Stage 4: Handback (if centralized model)
  - Product team trained to own production
  - Runbooks, dashboards, alerts fully documented
  - Formal handback ceremony: product team takes pager
  - SRE remains available for consultation (no more on-call responsibility)

Handing Back the Pager: The Most Underrated SRE Skill

In centralized and embedded models, the handback — transferring on-call ownership back to the product team — is one of the most operationally sensitive transitions in SRE. Done poorly, it leaves the product team holding a pager for a system they do not understand, runbooks they have never tested, and alerts they cannot interpret. Done well, it is the moment an SRE's investment in a service pays the highest return: a product team that is now self-sufficient in production.

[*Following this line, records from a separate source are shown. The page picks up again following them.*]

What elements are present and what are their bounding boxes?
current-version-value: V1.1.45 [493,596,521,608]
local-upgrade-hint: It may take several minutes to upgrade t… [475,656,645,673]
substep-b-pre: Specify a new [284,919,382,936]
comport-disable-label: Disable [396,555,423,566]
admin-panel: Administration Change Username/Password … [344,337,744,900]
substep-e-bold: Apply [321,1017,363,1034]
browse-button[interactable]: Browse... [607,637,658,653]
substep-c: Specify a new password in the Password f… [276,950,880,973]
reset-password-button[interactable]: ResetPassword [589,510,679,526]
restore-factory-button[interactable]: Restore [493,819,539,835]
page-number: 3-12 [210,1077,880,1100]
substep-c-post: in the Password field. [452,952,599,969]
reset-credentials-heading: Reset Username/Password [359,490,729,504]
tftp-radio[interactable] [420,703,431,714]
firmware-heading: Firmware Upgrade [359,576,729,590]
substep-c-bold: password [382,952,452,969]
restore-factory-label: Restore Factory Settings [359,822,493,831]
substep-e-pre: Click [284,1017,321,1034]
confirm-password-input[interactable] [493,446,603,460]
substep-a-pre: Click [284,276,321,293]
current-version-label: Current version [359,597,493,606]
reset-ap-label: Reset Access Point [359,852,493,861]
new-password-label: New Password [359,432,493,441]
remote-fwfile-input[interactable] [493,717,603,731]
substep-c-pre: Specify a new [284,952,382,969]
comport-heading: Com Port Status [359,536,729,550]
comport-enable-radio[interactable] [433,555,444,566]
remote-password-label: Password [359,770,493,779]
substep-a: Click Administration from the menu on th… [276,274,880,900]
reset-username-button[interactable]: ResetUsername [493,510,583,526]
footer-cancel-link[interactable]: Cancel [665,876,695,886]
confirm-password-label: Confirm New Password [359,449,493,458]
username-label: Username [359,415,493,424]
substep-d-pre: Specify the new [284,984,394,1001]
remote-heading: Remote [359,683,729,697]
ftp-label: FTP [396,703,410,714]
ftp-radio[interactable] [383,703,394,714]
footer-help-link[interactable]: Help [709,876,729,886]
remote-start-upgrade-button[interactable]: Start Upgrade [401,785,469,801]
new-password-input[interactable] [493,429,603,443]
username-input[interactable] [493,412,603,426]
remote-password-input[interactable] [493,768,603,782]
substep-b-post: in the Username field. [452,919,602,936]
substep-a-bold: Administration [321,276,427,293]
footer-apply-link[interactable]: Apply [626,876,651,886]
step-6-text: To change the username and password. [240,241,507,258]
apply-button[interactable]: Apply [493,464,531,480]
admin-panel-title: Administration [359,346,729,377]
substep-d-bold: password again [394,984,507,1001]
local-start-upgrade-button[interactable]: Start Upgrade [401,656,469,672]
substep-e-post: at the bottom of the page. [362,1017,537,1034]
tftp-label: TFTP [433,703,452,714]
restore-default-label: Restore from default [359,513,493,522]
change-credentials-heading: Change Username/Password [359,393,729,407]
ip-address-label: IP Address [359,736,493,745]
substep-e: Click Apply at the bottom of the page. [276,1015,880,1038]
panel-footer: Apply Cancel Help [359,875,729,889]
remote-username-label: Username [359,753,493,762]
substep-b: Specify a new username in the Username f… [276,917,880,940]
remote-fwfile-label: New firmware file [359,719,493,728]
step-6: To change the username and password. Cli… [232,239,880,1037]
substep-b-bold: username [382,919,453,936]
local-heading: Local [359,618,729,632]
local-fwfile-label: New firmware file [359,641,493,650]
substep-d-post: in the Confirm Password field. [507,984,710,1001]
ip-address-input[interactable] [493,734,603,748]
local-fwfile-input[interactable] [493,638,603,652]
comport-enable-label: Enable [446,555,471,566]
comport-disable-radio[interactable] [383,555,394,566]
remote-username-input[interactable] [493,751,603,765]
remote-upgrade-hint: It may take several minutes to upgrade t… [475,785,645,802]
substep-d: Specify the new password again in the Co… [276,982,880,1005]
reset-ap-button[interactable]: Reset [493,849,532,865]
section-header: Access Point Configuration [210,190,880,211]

Google's model explicitly anticipates handbacks as a reliability incentive. When a product team repeatedly exhausts its error budget and SRE bears the on-call burden, SRE has organizational authority to hand the service back — forcing the product team to live with the reliability they have built. This is not punitive; it is structural. The team that wakes up at 2am for their own service has much stronger incentives to invest in reliability than the one that knows SRE will handle it.

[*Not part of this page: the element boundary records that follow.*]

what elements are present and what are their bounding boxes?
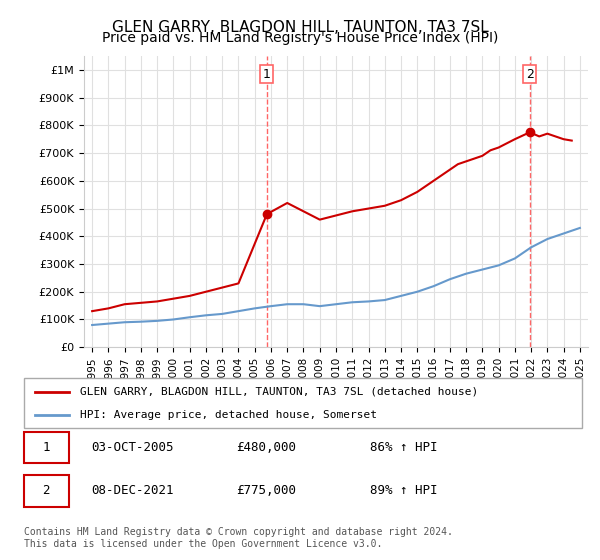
FancyBboxPatch shape [24,432,68,463]
Text: £480,000: £480,000 [236,441,296,454]
FancyBboxPatch shape [24,378,582,428]
Text: Price paid vs. HM Land Registry's House Price Index (HPI): Price paid vs. HM Land Registry's House … [102,31,498,45]
Text: 1: 1 [43,441,50,454]
Text: 86% ↑ HPI: 86% ↑ HPI [370,441,437,454]
Text: Contains HM Land Registry data © Crown copyright and database right 2024.
This d: Contains HM Land Registry data © Crown c… [24,527,453,549]
Text: 08-DEC-2021: 08-DEC-2021 [91,484,173,497]
Text: 03-OCT-2005: 03-OCT-2005 [91,441,173,454]
FancyBboxPatch shape [24,475,68,506]
Text: 1: 1 [263,68,271,81]
Text: £775,000: £775,000 [236,484,296,497]
Text: GLEN GARRY, BLAGDON HILL, TAUNTON, TA3 7SL: GLEN GARRY, BLAGDON HILL, TAUNTON, TA3 7… [112,20,488,35]
Text: 2: 2 [43,484,50,497]
Text: 2: 2 [526,68,534,81]
Text: HPI: Average price, detached house, Somerset: HPI: Average price, detached house, Some… [80,410,377,420]
Text: 89% ↑ HPI: 89% ↑ HPI [370,484,437,497]
Text: GLEN GARRY, BLAGDON HILL, TAUNTON, TA3 7SL (detached house): GLEN GARRY, BLAGDON HILL, TAUNTON, TA3 7… [80,386,478,396]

# Handback readiness checklist (YAML format — can be embedded in a PRR template)

handback_readiness:
  documentation:
    - runbooks_complete: true          # Every alert has a linked runbook
    - architecture_diagram_current: true
    - dependency_map_documented: true
    - on_call_guide_reviewed_by_team: true

  tooling:
    - slo_dashboard_accessible: true
    - alert_routing_configured: true   # Alerts go to product team rotation
    - deployment_pipeline_tested: true # Team has run a rollback drill
    - log_queries_bookmarked: true     # Common triage queries saved

  training:
    - team_shadowed_oncall: true       # Min 2 sprints shadowing SRE on-call
    - incident_drills_conducted: 2     # Gameday exercises run with product team
    - escalation_path_documented: true # Who to call when team is stuck

  agreement:
    - error_budget_policy_signed: true # Team lead has acknowledged policy
    - escalation_sla_agreed: true      # SRE will respond within N min if called
    - review_cadence_set: true         # Quarterly reliability review scheduled

SRE Engagement Anti-Patterns to Avoid

At big-tech companies, the following failure modes appear repeatedly across SRE programs:

Shadow operations: Product teams bypass SRE because the engagement process is too slow. They deploy directly, skip PRRs, and manage production informally. SRE engagement must be faster than the alternative, or teams route around it.
Permanent engagement: A service never reaches the handback stage. SRE owns it forever, the product team atrophies in reliability skills, and the SRE team cannot take on new services without hiring. Every engagement must have a stated exit condition.
PRR as a gate, not a partnership: If the PRR is purely a checklist that product teams resent, it will be gamed. PRRs work when they are collaborative — SRE brings patterns from other services, product team brings domain knowledge, and both leave with a better system.
On-call as ownership: Teams conflate "SRE is on-call" with "SRE is responsible for reliability." In a healthy model, SRE is a reliability partner, not a reliability owner. The product team always owns the system; SRE provides the expertise and bandwidth to operate it safely.

Choosing your model: Org size under 200 engineers: embedded SRE or YBIYRI with a small platform team. 200-2000: Platform SRE plus embedded specialists for tier-0 services. 2000+: Consider central SRE for critical infrastructure (payments, auth, data plane) with Platform SRE for application teams. The model should evolve as the org scales — what works at Series A will not work at Series D.

The engagement lifecycle and team model are not static. As your organization matures, your SRE model should evolve with it — toward more platform leverage, more product-team ownership, and fewer humans standing between code and production. The goal is not more SREs; it is a culture where every engineer thinks like an SRE and a platform team that makes that easy.